Blue Apron strives for sustained long-term growth
Blue Apron experienced some of the same benefits in the quarter as HelloFresh, but as its numbers indicate at a much a lower level.
Blue Apron, which helped spearhead creation of the meal kit category, saw a 7% increase to 376,000 customers during its first quarter over the previous quarter’s 351,000 customers. And while the company touted this gain, it barely made a dent in the 31.6% drop from 550,000 customers in the first quarter of 2019.
Similarly, Blue Apron reported, customer orders were up 9% to 1.76m meal kits during the first quarter over the prior quarter, but still down 28% from the same time last year.
While the numbers are not as rosy as HelloFresh’s, Blue Apron CEO Linda Findley Kozlowski praised her employees for raising to the challenges posed by the sudden increase in demand and is optimistic that the consumer interest during the pandemic signals the start of a longer-term trend.

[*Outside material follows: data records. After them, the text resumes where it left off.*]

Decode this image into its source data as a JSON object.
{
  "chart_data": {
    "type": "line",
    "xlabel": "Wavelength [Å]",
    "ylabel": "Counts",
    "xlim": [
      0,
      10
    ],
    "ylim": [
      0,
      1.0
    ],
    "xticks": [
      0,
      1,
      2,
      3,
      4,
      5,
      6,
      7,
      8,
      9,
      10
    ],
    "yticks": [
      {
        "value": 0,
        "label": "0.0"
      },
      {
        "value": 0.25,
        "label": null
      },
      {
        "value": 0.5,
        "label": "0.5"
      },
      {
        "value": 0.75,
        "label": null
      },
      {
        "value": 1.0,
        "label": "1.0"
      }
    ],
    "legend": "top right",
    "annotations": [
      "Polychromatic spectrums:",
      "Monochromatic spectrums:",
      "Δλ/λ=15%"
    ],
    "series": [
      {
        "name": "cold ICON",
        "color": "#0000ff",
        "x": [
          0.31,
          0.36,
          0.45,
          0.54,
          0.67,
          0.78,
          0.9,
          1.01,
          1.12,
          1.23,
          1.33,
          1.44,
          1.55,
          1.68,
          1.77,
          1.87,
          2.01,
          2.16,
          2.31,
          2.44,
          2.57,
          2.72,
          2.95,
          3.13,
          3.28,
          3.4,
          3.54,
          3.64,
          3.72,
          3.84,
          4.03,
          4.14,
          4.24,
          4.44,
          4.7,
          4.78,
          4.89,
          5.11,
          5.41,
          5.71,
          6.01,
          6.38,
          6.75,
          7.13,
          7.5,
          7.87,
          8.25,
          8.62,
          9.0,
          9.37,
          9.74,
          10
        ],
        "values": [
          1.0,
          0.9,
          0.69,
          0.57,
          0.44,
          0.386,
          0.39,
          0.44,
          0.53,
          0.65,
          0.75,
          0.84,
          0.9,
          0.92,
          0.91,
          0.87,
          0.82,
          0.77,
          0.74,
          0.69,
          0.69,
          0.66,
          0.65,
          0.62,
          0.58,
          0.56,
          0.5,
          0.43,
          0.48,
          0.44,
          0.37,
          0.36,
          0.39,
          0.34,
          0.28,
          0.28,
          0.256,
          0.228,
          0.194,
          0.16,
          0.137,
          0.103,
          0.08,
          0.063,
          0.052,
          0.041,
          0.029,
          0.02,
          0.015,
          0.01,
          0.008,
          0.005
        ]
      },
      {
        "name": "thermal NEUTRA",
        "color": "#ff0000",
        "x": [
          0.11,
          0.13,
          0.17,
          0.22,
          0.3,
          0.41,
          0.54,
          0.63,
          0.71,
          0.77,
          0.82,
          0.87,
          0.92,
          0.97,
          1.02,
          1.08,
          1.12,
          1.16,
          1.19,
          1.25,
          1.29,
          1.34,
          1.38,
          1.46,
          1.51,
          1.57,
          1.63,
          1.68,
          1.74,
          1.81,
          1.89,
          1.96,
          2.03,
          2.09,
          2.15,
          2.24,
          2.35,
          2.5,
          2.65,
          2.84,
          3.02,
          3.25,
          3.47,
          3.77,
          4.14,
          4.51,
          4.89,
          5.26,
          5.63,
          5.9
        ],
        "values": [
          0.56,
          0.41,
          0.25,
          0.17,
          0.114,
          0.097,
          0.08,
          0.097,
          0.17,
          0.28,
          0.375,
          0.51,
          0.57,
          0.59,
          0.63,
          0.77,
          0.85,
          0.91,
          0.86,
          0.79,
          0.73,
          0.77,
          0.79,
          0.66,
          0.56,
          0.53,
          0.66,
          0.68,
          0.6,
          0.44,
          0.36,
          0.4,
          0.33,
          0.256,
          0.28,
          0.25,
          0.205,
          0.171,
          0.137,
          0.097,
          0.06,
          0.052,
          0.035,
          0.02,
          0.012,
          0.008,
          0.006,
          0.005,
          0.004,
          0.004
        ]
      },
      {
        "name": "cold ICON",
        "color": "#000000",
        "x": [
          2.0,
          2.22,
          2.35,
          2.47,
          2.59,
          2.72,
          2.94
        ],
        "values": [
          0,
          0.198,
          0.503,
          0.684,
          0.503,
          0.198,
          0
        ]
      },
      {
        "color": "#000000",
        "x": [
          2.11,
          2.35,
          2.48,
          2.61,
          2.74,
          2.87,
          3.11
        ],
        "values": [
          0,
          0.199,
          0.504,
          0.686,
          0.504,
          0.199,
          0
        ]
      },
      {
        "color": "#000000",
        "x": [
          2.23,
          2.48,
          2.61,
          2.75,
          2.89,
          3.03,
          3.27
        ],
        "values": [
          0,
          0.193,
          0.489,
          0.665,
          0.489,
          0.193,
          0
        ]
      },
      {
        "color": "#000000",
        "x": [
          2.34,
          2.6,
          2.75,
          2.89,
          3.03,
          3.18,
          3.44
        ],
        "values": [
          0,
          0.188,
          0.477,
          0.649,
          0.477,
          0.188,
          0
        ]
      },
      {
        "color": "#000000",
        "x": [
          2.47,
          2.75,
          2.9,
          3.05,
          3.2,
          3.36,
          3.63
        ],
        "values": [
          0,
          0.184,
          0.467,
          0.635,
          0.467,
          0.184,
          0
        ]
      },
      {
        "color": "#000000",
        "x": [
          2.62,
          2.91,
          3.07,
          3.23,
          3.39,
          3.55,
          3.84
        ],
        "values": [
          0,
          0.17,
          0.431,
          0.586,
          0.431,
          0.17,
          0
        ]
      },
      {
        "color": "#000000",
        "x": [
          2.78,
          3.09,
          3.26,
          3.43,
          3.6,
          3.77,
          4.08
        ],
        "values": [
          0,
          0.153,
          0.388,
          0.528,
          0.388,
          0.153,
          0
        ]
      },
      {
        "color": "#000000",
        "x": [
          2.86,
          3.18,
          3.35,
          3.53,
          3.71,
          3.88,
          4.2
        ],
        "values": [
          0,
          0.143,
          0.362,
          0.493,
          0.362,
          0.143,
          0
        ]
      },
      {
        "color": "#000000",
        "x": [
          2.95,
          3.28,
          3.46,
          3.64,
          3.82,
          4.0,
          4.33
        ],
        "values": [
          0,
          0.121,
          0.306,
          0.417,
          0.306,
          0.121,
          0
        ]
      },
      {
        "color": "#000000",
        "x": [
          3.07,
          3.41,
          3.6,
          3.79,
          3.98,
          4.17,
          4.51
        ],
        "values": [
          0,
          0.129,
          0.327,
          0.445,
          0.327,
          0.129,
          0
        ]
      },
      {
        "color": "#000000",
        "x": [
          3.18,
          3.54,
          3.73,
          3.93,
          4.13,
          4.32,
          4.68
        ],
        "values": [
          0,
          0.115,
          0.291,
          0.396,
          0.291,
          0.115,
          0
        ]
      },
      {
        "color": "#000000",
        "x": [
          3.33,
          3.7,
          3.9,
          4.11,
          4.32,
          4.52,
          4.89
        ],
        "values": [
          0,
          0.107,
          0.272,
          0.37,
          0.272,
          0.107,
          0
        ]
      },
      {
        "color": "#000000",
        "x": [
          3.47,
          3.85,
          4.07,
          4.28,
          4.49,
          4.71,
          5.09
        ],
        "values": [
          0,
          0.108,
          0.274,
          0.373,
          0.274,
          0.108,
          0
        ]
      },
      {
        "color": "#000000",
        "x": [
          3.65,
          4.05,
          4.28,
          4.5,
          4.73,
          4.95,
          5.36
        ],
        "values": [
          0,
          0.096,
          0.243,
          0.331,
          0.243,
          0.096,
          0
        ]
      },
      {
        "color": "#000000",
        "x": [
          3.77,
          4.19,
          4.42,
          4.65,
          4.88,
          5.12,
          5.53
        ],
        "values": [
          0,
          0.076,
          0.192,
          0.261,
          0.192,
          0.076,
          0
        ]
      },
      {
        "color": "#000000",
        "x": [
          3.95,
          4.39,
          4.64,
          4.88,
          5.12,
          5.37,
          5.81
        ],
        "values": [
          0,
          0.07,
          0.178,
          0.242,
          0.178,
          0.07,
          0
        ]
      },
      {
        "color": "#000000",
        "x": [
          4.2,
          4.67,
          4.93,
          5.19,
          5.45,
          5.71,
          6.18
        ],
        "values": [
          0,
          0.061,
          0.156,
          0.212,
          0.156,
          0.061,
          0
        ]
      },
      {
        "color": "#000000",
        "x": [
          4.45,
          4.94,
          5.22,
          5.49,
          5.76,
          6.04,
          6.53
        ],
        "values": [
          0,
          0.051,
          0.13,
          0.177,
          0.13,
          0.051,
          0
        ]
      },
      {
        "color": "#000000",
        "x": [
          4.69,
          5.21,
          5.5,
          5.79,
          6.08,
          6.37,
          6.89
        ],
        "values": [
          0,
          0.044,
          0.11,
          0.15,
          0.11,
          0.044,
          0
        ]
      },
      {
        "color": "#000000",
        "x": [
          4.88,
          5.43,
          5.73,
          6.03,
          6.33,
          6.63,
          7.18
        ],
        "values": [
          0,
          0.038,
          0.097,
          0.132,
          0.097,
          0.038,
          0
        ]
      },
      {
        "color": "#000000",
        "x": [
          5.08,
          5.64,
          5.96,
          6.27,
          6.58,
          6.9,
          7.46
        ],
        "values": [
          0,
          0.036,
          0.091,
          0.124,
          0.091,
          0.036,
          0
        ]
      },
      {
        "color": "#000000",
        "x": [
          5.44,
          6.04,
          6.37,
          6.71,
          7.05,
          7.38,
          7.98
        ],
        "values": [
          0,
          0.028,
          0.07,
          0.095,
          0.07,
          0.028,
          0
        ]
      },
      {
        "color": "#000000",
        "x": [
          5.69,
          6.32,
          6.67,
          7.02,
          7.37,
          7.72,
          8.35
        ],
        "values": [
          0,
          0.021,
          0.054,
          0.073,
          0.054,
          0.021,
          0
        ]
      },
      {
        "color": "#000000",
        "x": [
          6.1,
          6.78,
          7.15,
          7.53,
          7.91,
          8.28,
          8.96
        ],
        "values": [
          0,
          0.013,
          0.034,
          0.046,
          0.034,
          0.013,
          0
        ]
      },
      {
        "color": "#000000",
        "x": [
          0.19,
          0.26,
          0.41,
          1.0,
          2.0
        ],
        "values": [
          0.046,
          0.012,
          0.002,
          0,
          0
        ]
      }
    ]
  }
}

“We believe there will be an ongoing positive impact on our business for at least the near and immediate term. There has been a significant increase in the number of households cooking at home as a result of the stay-at-home and restaurant restriction orders around the country,” she said. “Even as restrictions on consumer behavior begin to ease, we expect that there will be a shift to new economic and social norms, reflecting the changes in cooking and eating habits developed during the weeks or months consumers spend at home, and these will persist for some time.”
For support, she pointed to an approximately 27% increase in meal kit demand during the first three weeks of April compared to the same period in March.
While acknowledging the impact of COVID-19 on the quarter, Kozlowski also attributed the growth to the company’s strategy announced last August to “engage more customers that have our best customer characteristic, increase choice and flexibility to better integrate into our customer’s life and scale our marketing spend efficiently.”
Looking at the combined effects of coronavirus and the company’s relatively new strategy, Kozlowski said she expects year-over-year growth in the second quarter to continue in the high single digits on a percentage basis and expects net loss to continue to narrow versus the previous quarter.
While this may be, it comes within the context of the company’s broader struggles, which resulted in it publicly musing last month of a potential sale and the previous planned shuttering of its shipping facility in Arlington, Texas, announced last month.